News Literacy's Stony Brook model uses heavily illustrated lectures followed by hands-on exercises to help students understand how journalism works and why information is such a powerful force for good and ill in modern societies. The goal is to help them build critical thinking skills that will allow them to:
- Recognize the difference between journalism and other kinds of information and between journalists and other purveyors of information;
- Separate news from opinion in the context of journalism;
- Analyze the differences between assertion and verification and between evidence and inference in a news report;
- Evaluate and deconstruct news reports based on the quality of evidence presented and the reliability of sources, and to understand and apply these principles across all news platforms;
- Distinguish between news media bias and audience bias.

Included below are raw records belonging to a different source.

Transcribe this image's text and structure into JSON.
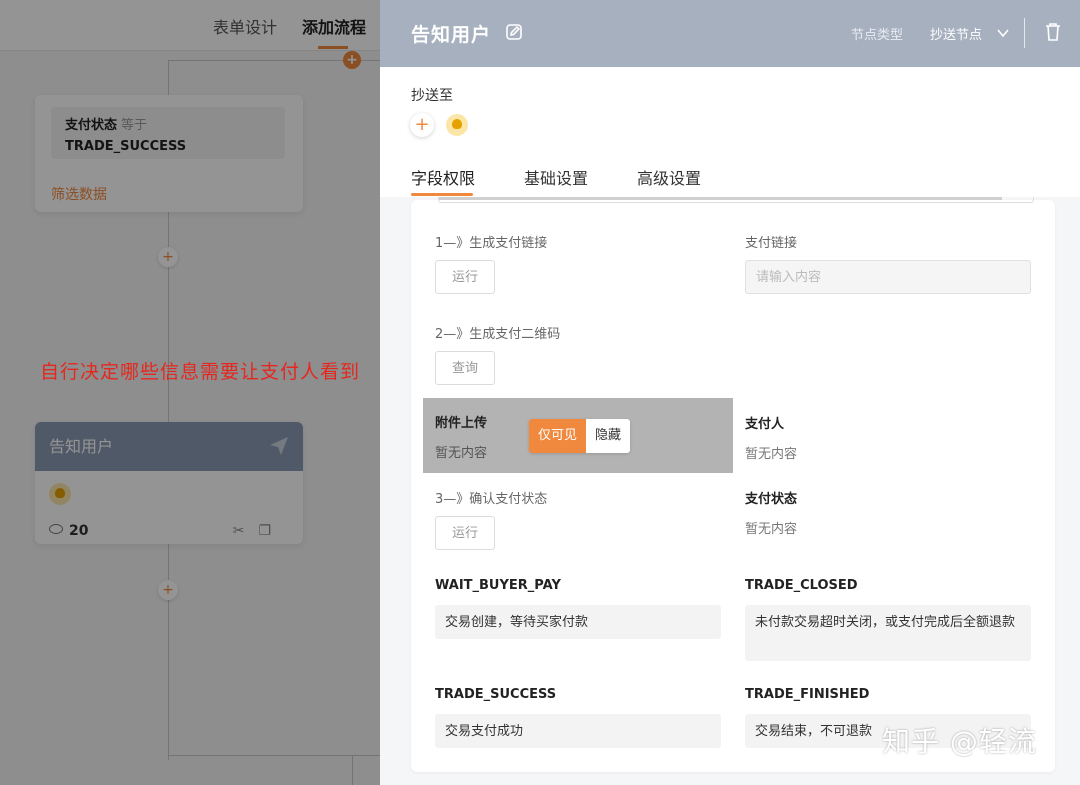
{
  "canvas": {
    "tabs": [
      {
        "label": "表单设计",
        "active": false
      },
      {
        "label": "添加流程",
        "active": true
      }
    ],
    "condition_card": {
      "field": "支付状态",
      "operator": "等于",
      "value": "TRADE_SUCCESS",
      "filter_link": "筛选数据"
    },
    "notify_card": {
      "title": "告知用户",
      "view_count": "20"
    },
    "annotation": "自行决定哪些信息需要让支付人看到"
  },
  "drawer": {
    "title": "告知用户",
    "node_type_label": "节点类型",
    "node_type_value": "抄送节点",
    "cc_label": "抄送至",
    "tabs": [
      {
        "label": "字段权限",
        "active": true
      },
      {
        "label": "基础设置",
        "active": false
      },
      {
        "label": "高级设置",
        "active": false
      }
    ],
    "fields": {
      "step1_label": "1—》生成支付链接",
      "step1_button": "运行",
      "pay_link_label": "支付链接",
      "pay_link_placeholder": "请输入内容",
      "step2_label": "2—》生成支付二维码",
      "step2_button": "查询",
      "attachment_label": "附件上传",
      "attachment_empty": "暂无内容",
      "visibility_options": [
        "仅可见",
        "隐藏"
      ],
      "visibility_selected": "仅可见",
      "payer_label": "支付人",
      "payer_empty": "暂无内容",
      "step3_label": "3—》确认支付状态",
      "step3_button": "运行",
      "pay_status_label": "支付状态",
      "pay_status_empty": "暂无内容"
    },
    "status_descriptions": [
      {
        "code": "WAIT_BUYER_PAY",
        "desc": "交易创建，等待买家付款"
      },
      {
        "code": "TRADE_CLOSED",
        "desc": "未付款交易超时关闭，或支付完成后全额退款"
      },
      {
        "code": "TRADE_SUCCESS",
        "desc": "交易支付成功"
      },
      {
        "code": "TRADE_FINISHED",
        "desc": "交易结束，不可退款"
      }
    ]
  },
  "watermark": "知乎 @轻流",
  "colors": {
    "accent": "#f0883e",
    "header": "#a6b0bf",
    "annotation": "#e5281f"
  }
}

Underlying these skills, the course presents and reinforces four key concepts:
- Appreciation of the power of reliable information and the importance of the free flow of information in a democratic society;
- Understanding why news matters and why becoming a more discerning news consumer can change individual lives and the life of the country;
- Understanding of how journalists work and make decisions and why they make mistakes;
- Understanding how the digital revolution and the structural changes in the news media can affect news consumers, and our new responsibilities as publishers as well as consumers.
The goal is for our students to sense when something is "too good to be true” – like those outlandish photos of sharks in New York City that appeared after Hurricane Sandy. Once that alarm has gone off, then the news literate consumer can either disregard the information or pursue other sources in the information-rich world in which we live.